The trial court denied defendant’s motion to withdraw his plea without stating reasons.
DISCUSSION
Defendant contends the court erred in denying his motion to withdraw the plea because trial counsel was ineffective. He bases this ineffective assistance claim on an allegation that at the time counsel advised him to accept the plea, counsel “had neither investigated, nor prepared, the case for trial.” The problem with defendant’s argument is that it was not made in the trial court, and he has therefore forfeited it (as an ineffective assistance of counsel claim) on appeal. (People v. Rudd (1998) 63 Cal.App.4th 620, 628-629.)
The arguments made in the trial court were: (1) defendant’s plea was involuntary because counsel was unprepared to go to trial due to the denial of the continuance motion; and (2) defendant’s plea was not knowing and intelligent because he did not read and understand the plea form and therefore relied on counsel’s erroneous advice about credits. We therefore address these two issues in the manner they were raised in the trial court, concluding the court did not err in denying the motion to withdraw defendant’s plea.
“A defendant may move to set aside a guilty plea for good cause at any time before the entry of judgment. (Pen. Code, § 1018....]) ‘Good cause’ means mistake, ignorance, fraud, duress or any other factor that overcomes the exercise of free judgment and must be shown by clear and convincing evidence. [Citation.] The grant or denial of such a withdrawal motion is ‘within the sound discretion of the trial court and must be upheld unless an abuse thereof is clearly demonstrated.’ [Citation].” (People v. Ravaux (2006) 142 Cal.App.4th 914, 917.)
As to defendant’s first challenge, that the plea was involuntary because counsel was unprepared to go to trial, the record belies defendant’s claim. Admittedly, the court did deny the continuance and defense counsel did say that “there [wa]s still a significant amount of investigation that need[ed] to be done into a number of witnesses.” However, counsel also said that since he had the case, he “ha[d] been doing everything [he] c[ould] possible to get ready for trial,” and the trial court told counsel it would consider a “hiatus” between the People’s case and defendant’s case to allow counsel “to meet with additional witnesses” and to “enable [him] to complete more of [his] investigation so that [he would] be prepared to begin [the] defense to the case.” The record therefore supports a finding that despite the lack of a continuance, counsel was prepared to go to trial and defendant’s plea was voluntary. (See People v. Fairbank (1997) 16 Cal.4th 1223, 1254 [“a reviewing court must adopt the trial court’s factual findings [on a motion to withdraw a plea] if substantial evidence supports them”].)

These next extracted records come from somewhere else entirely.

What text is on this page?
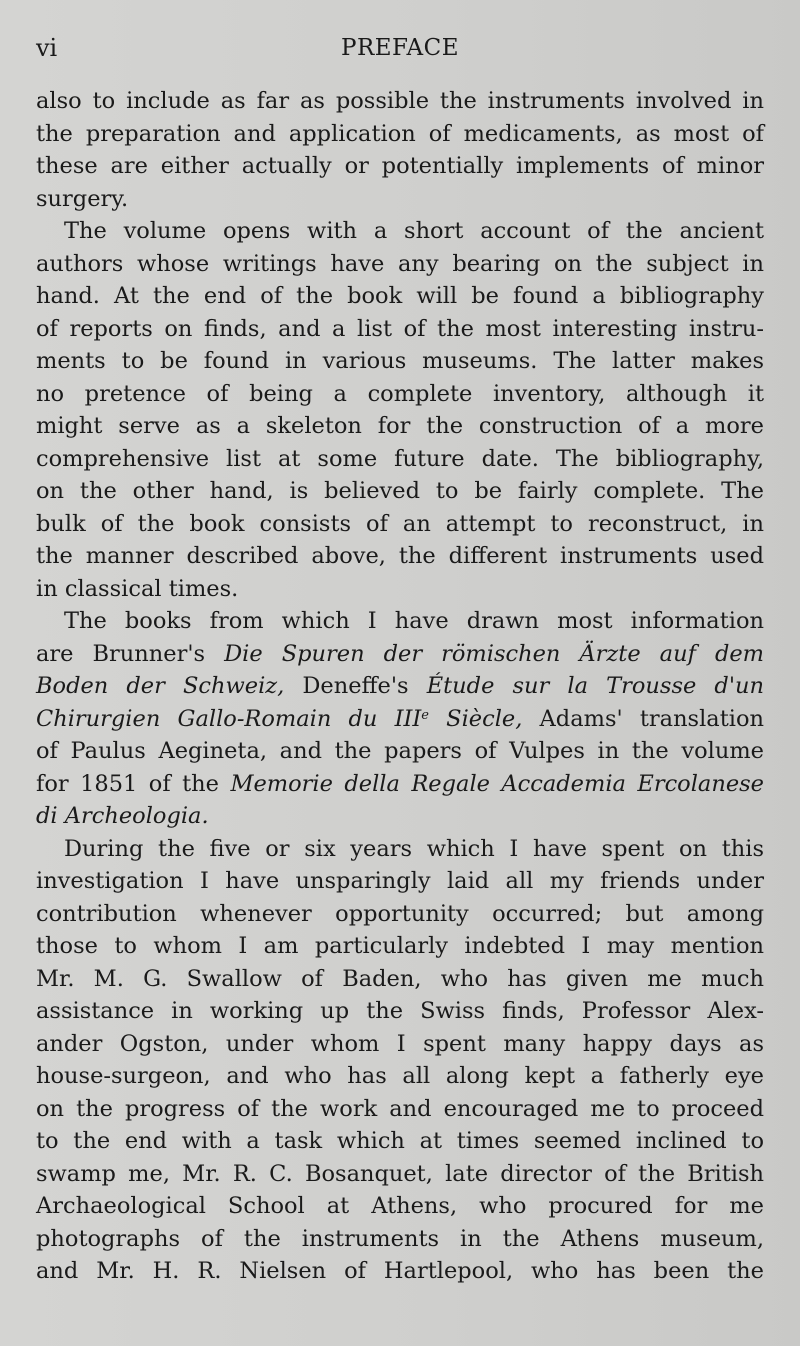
vi	PREFACE
also to include as far as possible the instruments involved in
the preparation and application of medicaments, as most of
these are either actually or potentially implements of minor
surgery.
The volume opens with a short account of the ancient
authors whose writings have any bearing on the subject in
hand. At the end of the book will be found a bibliography
of reports on finds, and a list of the most interesting instru-
ments to be found in various museums. The latter makes
no pretence of being a complete inventory, although it
might serve as a skeleton for the construction of a more
comprehensive list at some future date. The bibliography,
on the other hand, is believed to be fairly complete. The
bulk of the book consists of an attempt to reconstruct, in
the manner described above, the different instruments used
in classical times.
The books from which I have drawn most information
are Brunner's Die Spuren der römischen Ärzte auf dem
Boden der Schweiz, Deneffe's Étude sur la Trousse d'un
Chirurgien Gallo-Romain du IIIe Siècle, Adams' translation
of Paulus Aegineta, and the papers of Vulpes in the volume
for 1851 of the Memorie della Regale Accademia Ercolanese
di Archeologia.
During the five or six years which I have spent on this
investigation I have unsparingly laid all my friends under
contribution whenever opportunity occurred; but among
those to whom I am particularly indebted I may mention
Mr. M. G. Swallow of Baden, who has given me much
assistance in working up the Swiss finds, Professor Alex-
ander Ogston, under whom I spent many happy days as
house-surgeon, and who has all along kept a fatherly eye
on the progress of the work and encouraged me to proceed
to the end with a task which at times seemed inclined to
swamp me, Mr. R. C. Bosanquet, late director of the British
Archaeological School at Athens, who procured for me
photographs of the instruments in the Athens museum,
and Mr. H. R. Nielsen of Hartlepool, who has been the
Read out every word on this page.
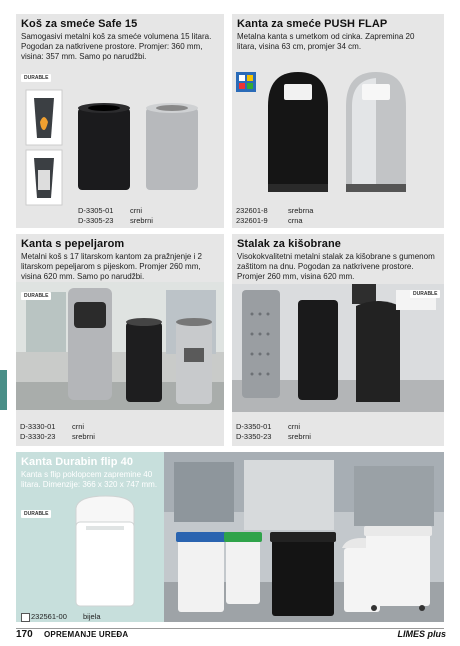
Koš za smeće Safe 15
Samogasivi metalni koš za smeće volumena 15 litara.
Pogodan za natkrivene prostore. Promjer: 360 mm,
visina: 357 mm. Samo po narudžbi.
DURABLE
D-3305-01 crni
D-3305-23 srebrni
Kanta za smeće PUSH FLAP
Metalna kanta s umetkom od cinka. Zapremina 20
litara, visina 63 cm, promjer 34 cm.
232601-8	srebrna
232601-9	crna
Kanta s pepeljarom
Metalni koš s 17 litarskom kantom za pražnjenje i 2
litarskom pepeljarom s pijeskom. Promjer 260 mm,
visina 620 mm. Samo po narudžbi.
DURABLE
D-3330-01 crni
D-3330-23 srebrni
Stalak za kišobrane
Visokokvalitetni metalni stalak za kišobrane s gumenom
zaštitom na dnu. Pogodan za natkrivene prostore.
Promjer 260 mm, visina 620 mm.
DURABLE
D-3350-01 crni
D-3350-23 srebrni
Kanta Durabin flip 40
Kanta s flip poklopcem zapremine 40
litara. Dimenzije: 366 x 320 x 747 mm.
DURABLE
232561-00 bijela
170 OPREMANJE UREĐA	LIMES plus
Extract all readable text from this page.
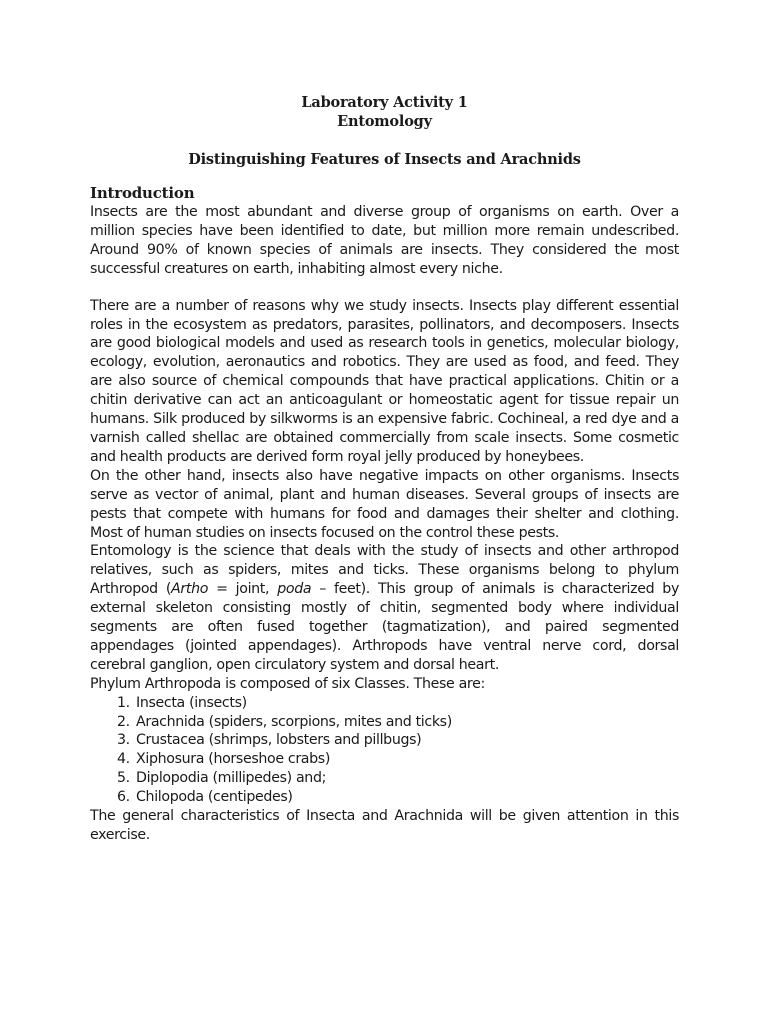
Laboratory Activity 1
Entomology
Distinguishing Features of Insects and Arachnids
Introduction

Insects are the most abundant and diverse group of organisms on earth. Over a million species have been identified to date, but million more remain undescribed. Around 90% of known species of animals are insects. They considered the most successful creatures on earth, inhabiting almost every niche.

There are a number of reasons why we study insects. Insects play different essential roles in the ecosystem as predators, parasites, pollinators, and decomposers. Insects are good biological models and used as research tools in genetics, molecular biology, ecology, evolution, aeronautics and robotics. They are used as food, and feed. They are also source of chemical compounds that have practical applications. Chitin or a chitin derivative can act an anticoagulant or homeostatic agent for tissue repair un humans. Silk produced by silkworms is an expensive fabric. Cochineal, a red dye and a varnish called shellac are obtained commercially from scale insects. Some cosmetic and health products are derived form royal jelly produced by honeybees.

On the other hand, insects also have negative impacts on other organisms. Insects serve as vector of animal, plant and human diseases. Several groups of insects are pests that compete with humans for food and damages their shelter and clothing. Most of human studies on insects focused on the control these pests.

Entomology is the science that deals with the study of insects and other arthropod relatives, such as spiders, mites and ticks. These organisms belong to phylum Arthropod (Artho = joint, poda – feet). This group of animals is characterized by external skeleton consisting mostly of chitin, segmented body where individual segments are often fused together (tagmatization), and paired segmented appendages (jointed appendages). Arthropods have ventral nerve cord, dorsal cerebral ganglion, open circulatory system and dorsal heart.

Phylum Arthropoda is composed of six Classes. These are:

1. Insecta (insects)
2. Arachnida (spiders, scorpions, mites and ticks)
3. Crustacea (shrimps, lobsters and pillbugs)
4. Xiphosura (horseshoe crabs)
5. Diplopodia (millipedes) and;
6. Chilopoda (centipedes)

The general characteristics of Insecta and Arachnida will be given attention in this exercise.
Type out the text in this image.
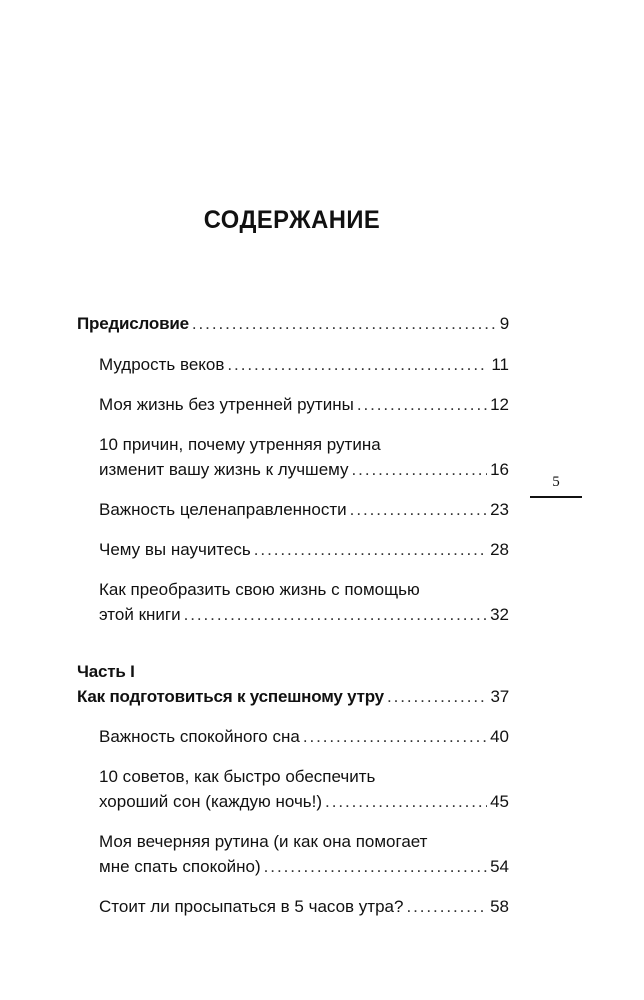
СОДЕРЖАНИЕ
Предисловие . . .	9
Мудрость веков . . .	11
Моя жизнь без утренней рутины . . .	12
10 причин, почему утренняя рутина
изменит вашу жизнь к лучшему . . .	16
Важность целенаправленности . . .	23
Чему вы научитесь . . .	28
Как преобразить свою жизнь с помощью
этой книги . . .	32
Часть I
Как подготовиться к успешному утру . . .	37
Важность спокойного сна . . .	40
10 советов, как быстро обеспечить
хороший сон (каждую ночь!) . . .	45
Моя вечерняя рутина (и как она помогает
мне спать спокойно) . . .	54
Стоит ли просыпаться в 5 часов утра? . . .	58
5
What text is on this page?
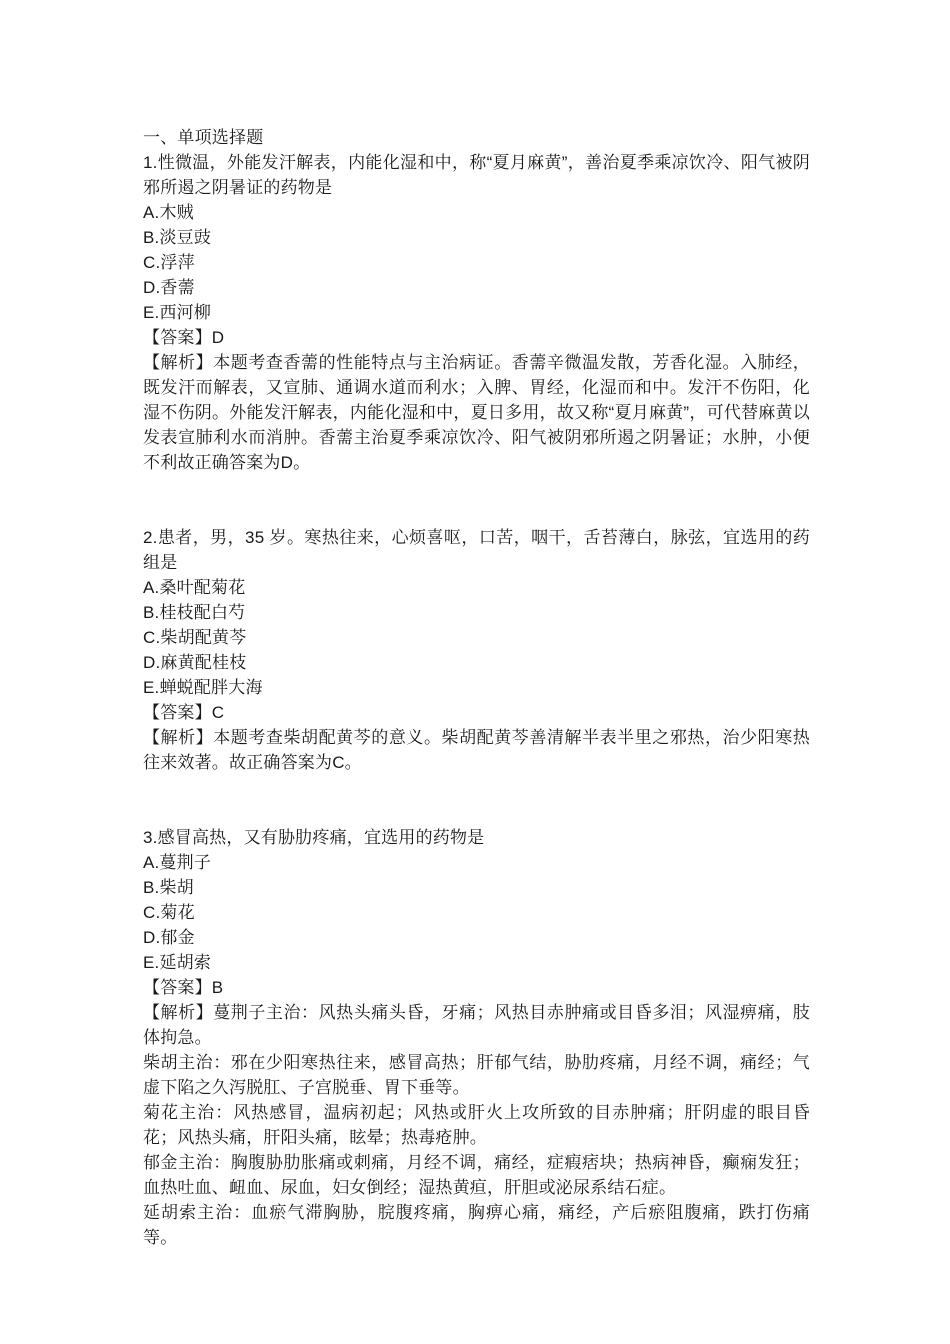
一、单项选择题

1.性微温，外能发汗解表，内能化湿和中，称“夏月麻黄”，善治夏季乘凉饮冷、阳气被阴邪所遏之阴暑证的药物是

A.木贼

B.淡豆豉

C.浮萍

D.香薷

E.西河柳

【答案】D

【解析】本题考查香薷的性能特点与主治病证。香薷辛微温发散，芳香化湿。入肺经，既发汗而解表，又宣肺、通调水道而利水；入脾、胃经，化湿而和中。发汗不伤阳，化湿不伤阴。外能发汗解表，内能化湿和中，夏日多用，故又称“夏月麻黄”，可代替麻黄以发表宣肺利水而消肿。香薷主治夏季乘凉饮冷、阳气被阴邪所遏之阴暑证；水肿，小便不利故正确答案为D。

2.患者，男，35 岁。寒热往来，心烦喜呕，口苦，咽干，舌苔薄白，脉弦，宜选用的药组是

A.桑叶配菊花

B.桂枝配白芍

C.柴胡配黄芩

D.麻黄配桂枝

E.蝉蜕配胖大海

【答案】C

【解析】本题考查柴胡配黄芩的意义。柴胡配黄芩善清解半表半里之邪热，治少阳寒热往来效著。故正确答案为C。

3.感冒高热，又有胁肋疼痛，宜选用的药物是

A.蔓荆子

B.柴胡

C.菊花

D.郁金

E.延胡索

【答案】B

【解析】蔓荆子主治：风热头痛头昏，牙痛；风热目赤肿痛或目昏多泪；风湿痹痛，肢体拘急。

柴胡主治：邪在少阳寒热往来，感冒高热；肝郁气结，胁肋疼痛，月经不调，痛经；气虚下陷之久泻脱肛、子宫脱垂、胃下垂等。

菊花主治：风热感冒，温病初起；风热或肝火上攻所致的目赤肿痛；肝阴虚的眼目昏花；风热头痛，肝阳头痛，眩晕；热毒疮肿。

郁金主治：胸腹胁肋胀痛或刺痛，月经不调，痛经，症瘕痞块；热病神昏，癫痫发狂；血热吐血、衄血、尿血，妇女倒经；湿热黄疸，肝胆或泌尿系结石症。

延胡索主治：血瘀气滞胸胁，脘腹疼痛，胸痹心痛，痛经，产后瘀阻腹痛，跌打伤痛等。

As to defendant’s second challenge, that his plea was not knowing and intelligent because of counsel’s faulty advice about credits, the record again belies his claim. Although defendant claimed that counsel misadvised him that he would have to serve only 50 percent of his time, the prosecutor impeached defendant’s self-serving testimony with a transcript of a jail conversation in which defendant told his mother he would have to serve 10 years of his 12-year sentence, which is approximately 83 percent of his sentence.
What the record does reflect is that defendant wanted to withdraw his plea, not because of an ill-prepared lawyer who gave him faulty advice, but rather because he wanted to get back at codefendant Fite (whom he believed had thwarted his visitation with their daughter) by undoing the package deal of pleas they accepted. The law does not allow defendant to withdraw his plea for this reason, and the trial court therefore did not err, constitutionally or otherwise, in denying defendant’s motion to withdraw his plea.
DISPOSITION
The judgment is affirmed.
We concur: RAYE, Acting P. J., HULL, J.